For the reasons stated above, we affirm the trial court's summary judgment in favor of appellees.

FOOTNOTES

1.   Appellant did not specially except to the motion.   See McConnell v. Southside Indep.   Sch. Dist., 858 S.W.2d 337, 342 (Tex.1993) (“An exception is required should a non-movant wish to complain on appeal that the grounds relied on by the movant were unclear or ambiguous.”).

2.   Before addressing section 541.061, the Supreme Court dispensed with Ruttiger's other claims.   The Court held that a claimant cannot recover damages under section 541.060 from a workers' compensation insurer for unfair claims settlement practices.  381 S.W.3d at 445.   The Court also held that amendments to the Workers' Compensation Act eliminated the need for a cause of action for breach of the common law duty of good faith and fair dealing against workers' compensation insurers.  Id. at 446.

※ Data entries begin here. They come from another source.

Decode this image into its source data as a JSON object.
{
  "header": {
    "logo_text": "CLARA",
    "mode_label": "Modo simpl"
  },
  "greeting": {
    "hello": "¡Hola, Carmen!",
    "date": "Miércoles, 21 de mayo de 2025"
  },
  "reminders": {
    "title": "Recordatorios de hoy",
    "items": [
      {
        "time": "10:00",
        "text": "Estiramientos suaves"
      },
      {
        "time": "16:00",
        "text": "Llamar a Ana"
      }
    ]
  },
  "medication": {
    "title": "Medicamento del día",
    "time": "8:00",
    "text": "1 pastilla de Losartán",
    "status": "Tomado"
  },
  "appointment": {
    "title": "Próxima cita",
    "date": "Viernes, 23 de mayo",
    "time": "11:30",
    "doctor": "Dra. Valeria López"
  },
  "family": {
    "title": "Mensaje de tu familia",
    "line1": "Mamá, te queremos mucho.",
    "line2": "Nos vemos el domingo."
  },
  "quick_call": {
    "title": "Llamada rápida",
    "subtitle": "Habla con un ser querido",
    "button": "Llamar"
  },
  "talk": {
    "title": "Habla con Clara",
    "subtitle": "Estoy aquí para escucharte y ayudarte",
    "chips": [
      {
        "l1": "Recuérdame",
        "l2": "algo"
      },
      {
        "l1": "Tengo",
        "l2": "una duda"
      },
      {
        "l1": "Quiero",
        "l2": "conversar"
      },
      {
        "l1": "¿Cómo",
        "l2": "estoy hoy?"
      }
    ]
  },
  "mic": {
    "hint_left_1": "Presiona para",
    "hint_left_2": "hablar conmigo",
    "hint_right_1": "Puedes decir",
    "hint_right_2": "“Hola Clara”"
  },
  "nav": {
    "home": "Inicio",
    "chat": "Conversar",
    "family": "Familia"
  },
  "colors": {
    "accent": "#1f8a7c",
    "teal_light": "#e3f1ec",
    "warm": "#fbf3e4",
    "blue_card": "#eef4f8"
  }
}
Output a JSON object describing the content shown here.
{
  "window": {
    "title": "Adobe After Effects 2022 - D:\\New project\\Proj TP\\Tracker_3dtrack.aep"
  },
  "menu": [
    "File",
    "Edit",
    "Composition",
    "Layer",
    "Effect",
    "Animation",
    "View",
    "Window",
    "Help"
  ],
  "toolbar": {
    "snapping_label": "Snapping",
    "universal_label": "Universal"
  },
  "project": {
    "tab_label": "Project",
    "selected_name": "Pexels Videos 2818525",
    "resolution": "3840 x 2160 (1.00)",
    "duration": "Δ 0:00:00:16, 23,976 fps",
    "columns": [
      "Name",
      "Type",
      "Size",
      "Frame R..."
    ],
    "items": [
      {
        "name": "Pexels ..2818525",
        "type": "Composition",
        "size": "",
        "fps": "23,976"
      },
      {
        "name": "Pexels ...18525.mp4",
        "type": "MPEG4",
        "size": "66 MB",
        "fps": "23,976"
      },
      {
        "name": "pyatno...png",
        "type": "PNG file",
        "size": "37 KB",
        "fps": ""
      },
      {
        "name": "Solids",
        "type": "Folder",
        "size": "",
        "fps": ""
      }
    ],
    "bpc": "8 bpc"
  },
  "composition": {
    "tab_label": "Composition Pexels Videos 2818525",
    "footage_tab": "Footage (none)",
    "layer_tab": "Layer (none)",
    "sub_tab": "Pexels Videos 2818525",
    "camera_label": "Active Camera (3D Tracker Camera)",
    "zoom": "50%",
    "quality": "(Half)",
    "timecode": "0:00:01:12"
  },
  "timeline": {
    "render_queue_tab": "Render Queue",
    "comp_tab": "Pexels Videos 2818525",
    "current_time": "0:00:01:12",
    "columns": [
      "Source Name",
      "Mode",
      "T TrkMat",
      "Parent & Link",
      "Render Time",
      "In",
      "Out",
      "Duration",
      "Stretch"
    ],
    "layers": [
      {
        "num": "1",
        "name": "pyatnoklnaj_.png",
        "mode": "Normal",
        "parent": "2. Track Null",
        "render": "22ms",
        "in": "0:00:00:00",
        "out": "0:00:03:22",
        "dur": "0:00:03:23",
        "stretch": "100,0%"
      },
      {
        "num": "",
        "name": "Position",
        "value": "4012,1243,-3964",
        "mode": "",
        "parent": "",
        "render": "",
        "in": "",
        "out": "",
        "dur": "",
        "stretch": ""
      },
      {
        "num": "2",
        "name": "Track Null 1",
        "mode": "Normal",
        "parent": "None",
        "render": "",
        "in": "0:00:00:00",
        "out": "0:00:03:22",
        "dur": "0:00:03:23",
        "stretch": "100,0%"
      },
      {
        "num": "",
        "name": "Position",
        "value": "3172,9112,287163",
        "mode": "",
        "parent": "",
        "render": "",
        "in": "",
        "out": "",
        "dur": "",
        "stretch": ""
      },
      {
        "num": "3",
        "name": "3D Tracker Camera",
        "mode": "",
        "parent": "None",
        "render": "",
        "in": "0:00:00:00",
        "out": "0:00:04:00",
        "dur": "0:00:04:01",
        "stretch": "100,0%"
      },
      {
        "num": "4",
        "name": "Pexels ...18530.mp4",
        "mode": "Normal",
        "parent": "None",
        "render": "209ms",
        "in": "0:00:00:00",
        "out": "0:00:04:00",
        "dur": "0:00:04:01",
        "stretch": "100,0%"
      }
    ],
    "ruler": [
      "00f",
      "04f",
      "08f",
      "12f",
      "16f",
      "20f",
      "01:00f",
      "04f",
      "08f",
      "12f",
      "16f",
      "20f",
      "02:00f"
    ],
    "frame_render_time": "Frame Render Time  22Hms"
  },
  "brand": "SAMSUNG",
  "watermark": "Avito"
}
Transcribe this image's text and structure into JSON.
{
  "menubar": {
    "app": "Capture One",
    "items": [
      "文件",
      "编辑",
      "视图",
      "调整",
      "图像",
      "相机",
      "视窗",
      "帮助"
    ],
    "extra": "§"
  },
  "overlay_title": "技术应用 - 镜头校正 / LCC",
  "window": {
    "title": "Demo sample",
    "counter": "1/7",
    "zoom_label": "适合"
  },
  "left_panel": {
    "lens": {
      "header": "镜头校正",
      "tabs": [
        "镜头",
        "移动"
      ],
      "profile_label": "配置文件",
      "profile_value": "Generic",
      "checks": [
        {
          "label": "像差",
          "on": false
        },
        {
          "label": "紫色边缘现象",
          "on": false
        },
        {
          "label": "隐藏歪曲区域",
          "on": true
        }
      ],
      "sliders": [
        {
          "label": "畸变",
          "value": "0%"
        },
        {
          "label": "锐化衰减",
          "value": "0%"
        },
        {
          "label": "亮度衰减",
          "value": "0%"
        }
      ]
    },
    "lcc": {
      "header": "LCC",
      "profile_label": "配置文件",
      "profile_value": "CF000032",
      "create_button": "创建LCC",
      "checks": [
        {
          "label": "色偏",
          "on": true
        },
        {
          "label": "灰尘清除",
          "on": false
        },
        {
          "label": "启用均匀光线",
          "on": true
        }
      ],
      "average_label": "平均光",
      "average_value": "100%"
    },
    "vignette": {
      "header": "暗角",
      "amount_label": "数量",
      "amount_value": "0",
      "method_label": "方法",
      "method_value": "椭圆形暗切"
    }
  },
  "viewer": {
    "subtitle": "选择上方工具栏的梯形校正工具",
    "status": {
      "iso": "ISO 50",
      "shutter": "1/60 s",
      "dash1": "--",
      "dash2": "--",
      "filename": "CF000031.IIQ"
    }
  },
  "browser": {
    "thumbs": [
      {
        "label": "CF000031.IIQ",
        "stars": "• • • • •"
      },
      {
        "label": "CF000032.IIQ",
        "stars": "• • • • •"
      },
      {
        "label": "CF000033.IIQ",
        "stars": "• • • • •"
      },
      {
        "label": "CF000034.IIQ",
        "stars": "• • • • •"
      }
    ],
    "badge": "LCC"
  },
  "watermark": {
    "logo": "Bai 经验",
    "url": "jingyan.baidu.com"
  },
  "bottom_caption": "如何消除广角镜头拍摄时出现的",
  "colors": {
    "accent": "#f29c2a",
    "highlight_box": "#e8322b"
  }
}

FOOTNOTE.   On appeal, both parties again cite to Ruttiger, but the only reference to DTPA claims in that case is the following:  “Ruttiger agrees that his DTPA claim as pled and submitted to the jury depended on the validity of his Insurance Code claim.   Because we have determined that he cannot recover on his Insurance Code claim, we likewise hold that he cannot recover on his DTPA claim.”   381 S.W.3d at 446.  Here, appellant does not agree her DTPA claim depends on the validity of her Insurance Code claims.

FOOTNOTE.   The Court considered these claims under factual circumstances similar to those here:  Ruttiger's damages claim was based on the insurance company's delay in providing both income and medical benefits and the delay's effect on him over and above what the effects of his injury would have been had the company not terminated benefits in July 2004.

5.   The Ruttiger Court acknowledged the great lengths the Texas Legislature had gone to in remedying past deficiencies when crafting a statutory structure that “carefully constructs rights, remedies, and procedures” to provide adequate coverage for injured workers.  Id. at 440–41.  “[I]n light of the specific substantive and procedural requirements built into the Act and the detrimental effects on the carriers flowing from penalties that can be imposed for failing to comply with those requirements,” the Court concluded that claimants were precluded from separately pursuing a number of different causes of action that “would significantly undermine that scheme.' ”  Id. at 443–44.